The tale
It did not take long, before all rooms in the basement of the castle were swamped with huge piles of data chests from kingdoms close to Datamania and empires far far away. The wizards were struggling to keep up with all the chests that the elves brought back to the castle. However, the sheer mass of data chests was not the only source of frustration. It quickly became clear that not all chests had something to do with turning water into gold although both “water” and “gold” were on the label. The wizard Igly shook his head in despair. He was concerned, and they had not even begun to look for chests with the labels “gold” and “H2O”.
– “What’s wrong?” asked Ilo, a small elf with a squeaky voice, gently padding the wizard on the head.
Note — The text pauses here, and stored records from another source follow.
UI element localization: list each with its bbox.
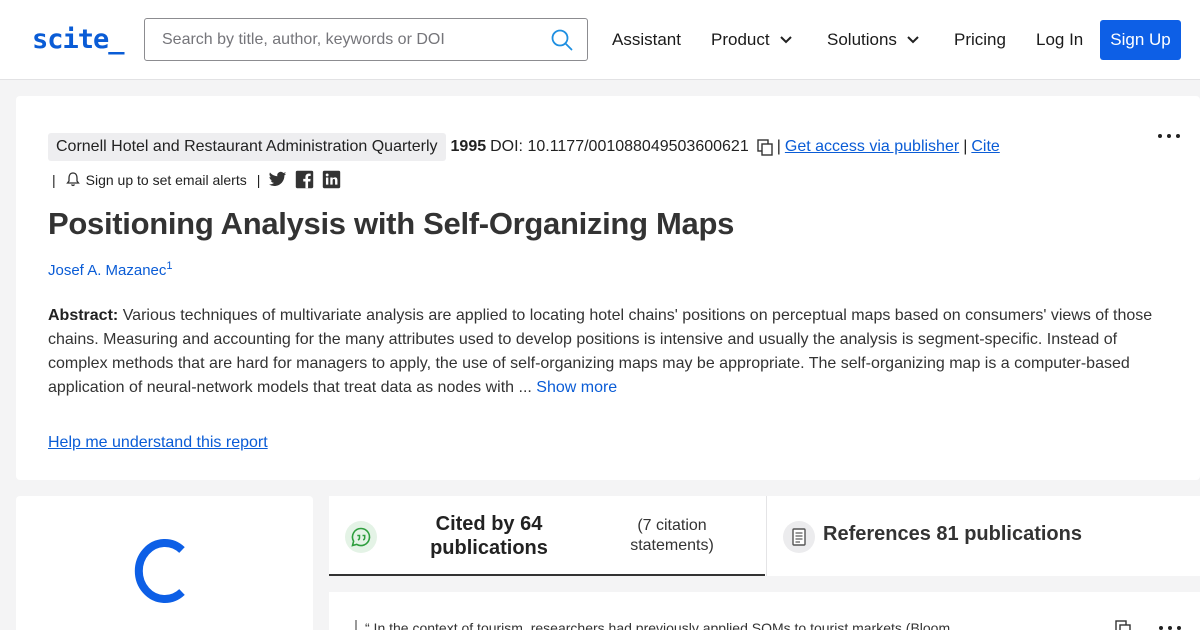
linkedin-icon[interactable]	[322, 170, 341, 189]
nav-pricing[interactable]: Pricing	[954, 30, 1006, 50]
search-icon[interactable]	[551, 29, 573, 51]
paper-card: Cornell Hotel and Restaurant Administrat…	[16, 96, 1200, 480]
paper-title: Positioning Analysis with Self-Organizin…	[48, 206, 735, 241]
chat-bubble-icon	[345, 521, 377, 553]
alerts-share-row: | Sign up to set email alerts |	[52, 170, 341, 189]
copy-icon[interactable]	[1115, 620, 1131, 630]
get-access-link[interactable]: Get access via publisher	[785, 138, 959, 156]
help-understand-link[interactable]: Help me understand this report	[48, 434, 268, 452]
loading-spinner-icon	[134, 539, 185, 603]
abstract-label: Abstract:	[48, 307, 119, 324]
show-more-link[interactable]: Show more	[536, 379, 617, 396]
tab-cited-by[interactable]: Cited by 64 publications (7 citation sta…	[329, 496, 765, 576]
journal-badge[interactable]: Cornell Hotel and Restaurant Administrat…	[48, 133, 446, 161]
scite-badge-card	[16, 496, 313, 630]
author-link[interactable]: Josef A. Mazanec1	[48, 260, 173, 279]
cited-by-label: Cited by 64 publications	[430, 513, 548, 559]
abstract: Abstract: Various techniques of multivar…	[48, 304, 1168, 400]
separator: |	[963, 138, 968, 155]
signup-button[interactable]: Sign Up	[1100, 20, 1181, 60]
publication-year: 1995	[450, 138, 487, 155]
top-header: scite_ Assistant Product Solutions Prici…	[0, 0, 1200, 80]
nav-assistant[interactable]: Assistant	[612, 30, 681, 50]
cite-link[interactable]: Cite	[971, 138, 999, 156]
search-box[interactable]	[144, 18, 588, 61]
bell-icon	[65, 172, 80, 187]
chevron-down-icon	[907, 36, 919, 44]
nav-product[interactable]: Product	[711, 30, 792, 50]
citation-tabs: Cited by 64 publications (7 citation sta…	[329, 496, 1200, 576]
search-input[interactable]	[162, 19, 542, 60]
more-options-icon[interactable]	[1158, 134, 1180, 138]
citation-quote: “ In the context of tourism, researchers…	[355, 620, 954, 630]
nav-solutions[interactable]: Solutions	[827, 30, 919, 50]
twitter-icon[interactable]	[268, 170, 287, 189]
email-alerts-link[interactable]: Sign up to set email alerts	[86, 172, 247, 188]
document-icon	[783, 521, 815, 553]
copy-icon[interactable]	[757, 138, 773, 156]
tab-references[interactable]: References 81 publications	[766, 496, 1200, 576]
chevron-down-icon	[779, 36, 792, 44]
facebook-icon[interactable]	[295, 170, 314, 189]
nav-login[interactable]: Log In	[1036, 30, 1083, 50]
citation-statement-card: “ In the context of tourism, researchers…	[329, 592, 1200, 630]
separator: |	[776, 138, 781, 155]
citation-statements-count: (7 citation statements)	[630, 517, 714, 554]
scite-logo[interactable]: scite_	[32, 24, 125, 55]
paper-meta: Cornell Hotel and Restaurant Administrat…	[48, 133, 1000, 161]
more-options-icon[interactable]	[1159, 626, 1181, 630]
doi-text: DOI: 10.1177/001088049503600621	[490, 138, 749, 155]
separator: |	[256, 171, 261, 188]
separator: |	[52, 171, 56, 188]
references-label: References 81 publications	[823, 523, 1082, 545]
author-affiliation-sup: 1	[166, 260, 173, 272]
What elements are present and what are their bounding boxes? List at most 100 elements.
– “Look around you”, sighed Igly. “Look at all these chests. It is good that you bring them here, but many of them are not relevant at all. And I fear that some of the relevant ones are not found”.
– “I see”, replied Ilo, although she didn’t really understand the wizard’s concern. “What’s that sound? Is it… music?”
– “Oh, that sound”, the wizard answered looking almost betrayed. “That is music. Someone came back with a data chest labelled Gold, but it turned out to be music by the lizard Björn Wolfsson”.
– “Sweeeeeet”, Ilo screamed so loud that it could be heard all the way through the castle corridors. “Let’s have some fun and dance for three days and nights. Isn’t this great?”
– “Not really, you see…”, Igly mumbled, but Ilo was long gone
The truth
Humans, and especially machines, can have a hard time interpreting data. Words are ambiguous, and the multitude of spoken and written languages add further to the complexity. Problems range from not being able to interpret the value of a cell due to missing information on the metrics used, to more complex situations where you will have to look for many different terms describing the same object, or stumble across words with different semantic meaning across various disciplines. The same holds for place names and the like.
The FAIR principles address this issue by recommending the use of shared data standards for representing data, and the use of vocabularies and ontologies to represent values and mark-up data. Vocabularies and ontologies are often defined within the research communities and are an unambiguous way of adding semantic meaning to your data. A simple example is to rely on a flower ontology to classify flowers, instead of writing their names in plain text.
Working with data in this way can make your data more useful and discoverable. However, you should be aware that this type of work often has an impact on your methods and the software you use.